Le souhait de Michel Barnier de diminuer « sensiblement » les soins pris en charge par l'Aide médicale d'État (AME) à laquelle ont droit les sans-papiers, en réponse à une demande du Rassemblement national, a été vivement critiqué par le monde de la santé.
« Après des années de hausse, l’AME, dont le coût s’élève à 1,2 milliard d’euros, fait d’ores et déjà l’objet d’une stabilisation, a indiqué le Premier ministre dans une interview au Figaro publiée en ligne jeudi 28 novembre. Nous n’allons pas la supprimer, mais le panier de soins pris en charge va être sensiblement diminué, comme l’avaient proposé Patrick Stefanini et Claude Evin dans un récent rapport. En outre, nous allons engager dès l’an prochain une réforme de l’AME pour éviter les abus et les détournements. »
Michel Barnier avait déjà plaidé fin octobre pour une « maîtrise des dépenses » de l'AME, appelant le Parlement à prendre « toutes les dispositions pour que ces dernières ne progressent plus ». Dans un communiqué publié jeudi, le RN avait demandé que l'AME soit baissée « drastiquement ».
En commission le 12 novembre, les sénateurs avaient déjà raboté de 200 millions d'euros le budget de l'AME, sur un total d'1,3 milliard prévu pour 2025.
« Colère » d’Aurélien Rousseau
Malgré son flou, cette annonce a déclenché une série de réactions outrées de plusieurs acteurs du système de santé et des politiques de gauche.
« On est stupéfaits et très inquiets par les dernières annonces du Premier ministre, a réagi sur franceinfo Matthias Thibeaud, référent plaidoyer accès aux droits santé à Médecins du monde. Il est absolument désolant de voir que la santé des personnes étrangères est instrumentalisée à des fins politiques par le Premier ministre lui-même et à la demande du RN de Madame Le Pen et de Monsieur Bardella. Visiblement leurs paroles comptent plus que les enjeux de santé publique qui sont pourtant essentiels dans l'accès à l'Aide médicale d'État. »
Chef du service psychiatrie à Henri-Mondor (AP-HP), engagé de longue date dans la défense de l’hôpital public et l’accès aux soins pour tous, le Pr Antoine Pelissolo a rapidement donné de la voix sur X :
Ancien spécialiste des questions de santé pour la parti socialiste, le Dr Claude Pigement a jugé que le Premier ministre allait « perdre son âme » en s’engouffrant dans cette brèche.
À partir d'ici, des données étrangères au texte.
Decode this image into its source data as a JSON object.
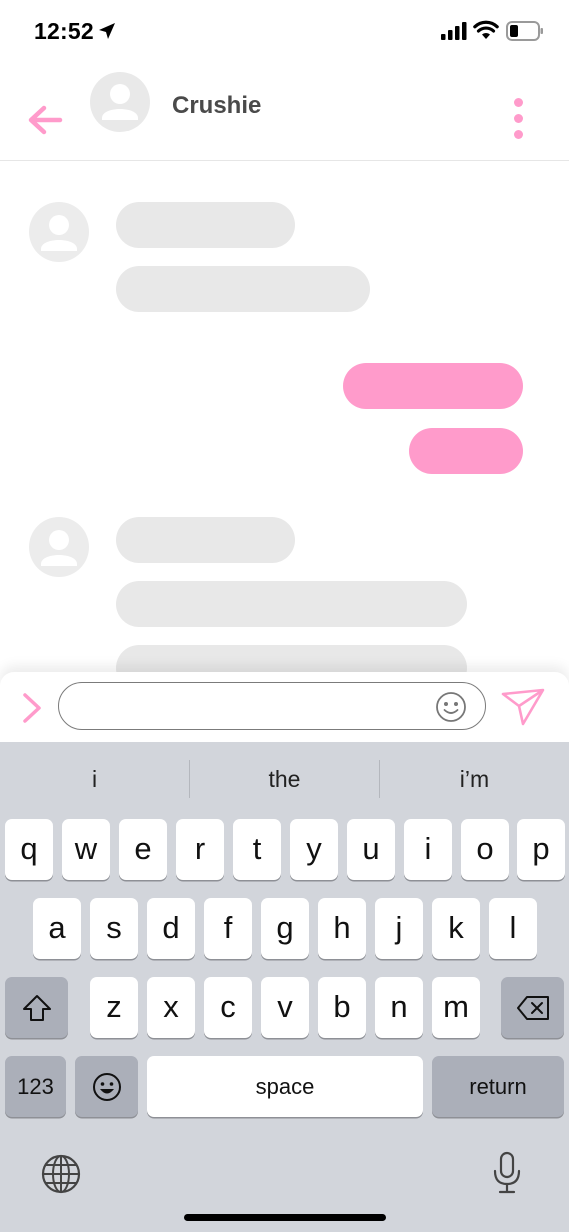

Sur le même réseau, l'ex-ministre macroniste de la Santé Aurélien Rousseau, membre du groupe PS à l'Assemblée nationale, a estimé que le projet de Michel Barnier était « indécent, odieux ». « Le gouvernement cède au RN au mépris de toute considération de santé et d'humanité », a-t-il écrit sur le même réseau, faisant part de sa « colère ».
Avec sept autres anciens ministres de la Santé, Aurélien Rousseau avait déjà affirmé en septembre dans une tribune au Monde que restreindre ou supprimer cette aide pour les sans-papiers aurait des « conséquences sanitaires, humaines, sociales et économiques inacceptables ».